Tue, Jun 29, 2010 - Page 12 News List

Economic indicators flash ‘yellow-red’

SLOWDOWNAfter flashing ‘red’ for 11 months, the new signal indicates that growth has slowed, although analysts say closer ties with China could encourage development

By Ted Yang  /  STAFF REPORTER

The economic monitoring indicators flashed “yellow-red” last month, snapping a four-month streak of signaling “red” because of subdued growth in money supply and a slump in the stock market, the Council for Economic Planning and Development (CEPD) said yesterday.

The headline economic index dropped two points to 37, with the sub-index of monetary aggregates M1B turning “yellow-red” after it had flashed “red” for 11 consecutive months.
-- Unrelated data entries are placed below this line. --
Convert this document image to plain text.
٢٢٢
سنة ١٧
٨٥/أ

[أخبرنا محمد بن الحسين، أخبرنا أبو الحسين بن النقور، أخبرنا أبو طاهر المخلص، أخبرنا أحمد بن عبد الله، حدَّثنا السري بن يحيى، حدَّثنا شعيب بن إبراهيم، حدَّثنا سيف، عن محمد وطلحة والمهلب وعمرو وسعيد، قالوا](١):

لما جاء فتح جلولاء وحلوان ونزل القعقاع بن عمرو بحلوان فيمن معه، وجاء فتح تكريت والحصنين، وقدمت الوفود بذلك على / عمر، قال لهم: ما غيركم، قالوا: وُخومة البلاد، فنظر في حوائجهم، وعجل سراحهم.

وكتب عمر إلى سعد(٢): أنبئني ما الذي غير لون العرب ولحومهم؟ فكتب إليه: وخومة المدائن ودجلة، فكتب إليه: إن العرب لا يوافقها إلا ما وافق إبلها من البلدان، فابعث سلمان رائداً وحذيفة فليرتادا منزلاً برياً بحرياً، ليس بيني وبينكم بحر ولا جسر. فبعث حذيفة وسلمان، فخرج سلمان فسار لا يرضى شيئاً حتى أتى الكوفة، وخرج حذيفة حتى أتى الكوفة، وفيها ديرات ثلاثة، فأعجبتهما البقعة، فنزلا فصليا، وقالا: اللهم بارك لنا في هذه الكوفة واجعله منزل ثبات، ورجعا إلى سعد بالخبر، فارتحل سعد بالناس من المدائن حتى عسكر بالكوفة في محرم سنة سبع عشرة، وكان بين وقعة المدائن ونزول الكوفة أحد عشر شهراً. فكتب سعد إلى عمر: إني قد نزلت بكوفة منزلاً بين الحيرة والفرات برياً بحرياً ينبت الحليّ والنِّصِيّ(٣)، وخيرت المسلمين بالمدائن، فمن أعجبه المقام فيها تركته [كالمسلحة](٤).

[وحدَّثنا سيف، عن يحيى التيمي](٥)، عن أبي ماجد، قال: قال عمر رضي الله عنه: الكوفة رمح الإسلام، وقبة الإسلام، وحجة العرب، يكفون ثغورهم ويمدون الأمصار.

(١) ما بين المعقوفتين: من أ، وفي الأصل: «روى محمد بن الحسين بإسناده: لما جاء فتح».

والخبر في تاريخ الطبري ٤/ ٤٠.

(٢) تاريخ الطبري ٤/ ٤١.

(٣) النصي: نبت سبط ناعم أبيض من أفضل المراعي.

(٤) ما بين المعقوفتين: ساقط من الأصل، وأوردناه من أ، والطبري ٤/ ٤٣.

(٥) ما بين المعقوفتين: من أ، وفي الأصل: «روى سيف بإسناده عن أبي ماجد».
The sub-­index of stock prices also turned “­yellow-red” from the “red” registered in April.

“This means that the pace of economic expansion has slowed,” Hung Jui-bin (洪瑞彬), director-general of the council’s economic research department told a media briefing.

He added that the economy is still posting healthy growth.

The composite leading index stood at 110.5 points last month, up 0.3 percent from April, but its annualized six-month rate of change dropped 2.4 percentage points to 10.8 percent, posting a decline for the fourth straight month, the report showed.

Among the leading index’s seven components, the stock price sub-index, the semiconductor book-to-bill ratio, real monetary aggregates M1B and the export orders sub-index posted a contraction from the previous month, the CEPD said.

The coincident index rose to 112.8 points, up 0.9 percent from the previous month with its trend-adjusted index rising 0.9 percent to 110.7, representing six consecutive months of growth, the report showed.

Looking ahead, Hung remained cautious yet upbeat about the economy as he said that improved cross-strait ties would bolster private investment and domestic consumption, which could in turn increase local employment.

In related news, the CEPD said yesterday that the Economist Intelligence Unit (EIU) revised upward its GDP growth forecast for Taiwan for the full year to 8.5 percent earlier this month, up from its previous estimate of 5.6 percent.

That marked the highest prediction among all economic research institutes at home and abroad, followed by Goldman Sachs at 7.2 percent and Citibank at 7 percent, CEPD data showed.

“Relations between Taiwan and China will continue to improve amid cautious support from the majority of Taiwan’s citizens for closer ties with the mainland,” the EIU said on its Web site, adding that the economy could expand 4.6 percent next year.

“An ECFA [economic cooperation framework agreement] with China is the key, which will increase the nation’s fixed capital investment and improve the job market,” CEPD vice chairman Hu Chung-ying (胡仲英) told reporters.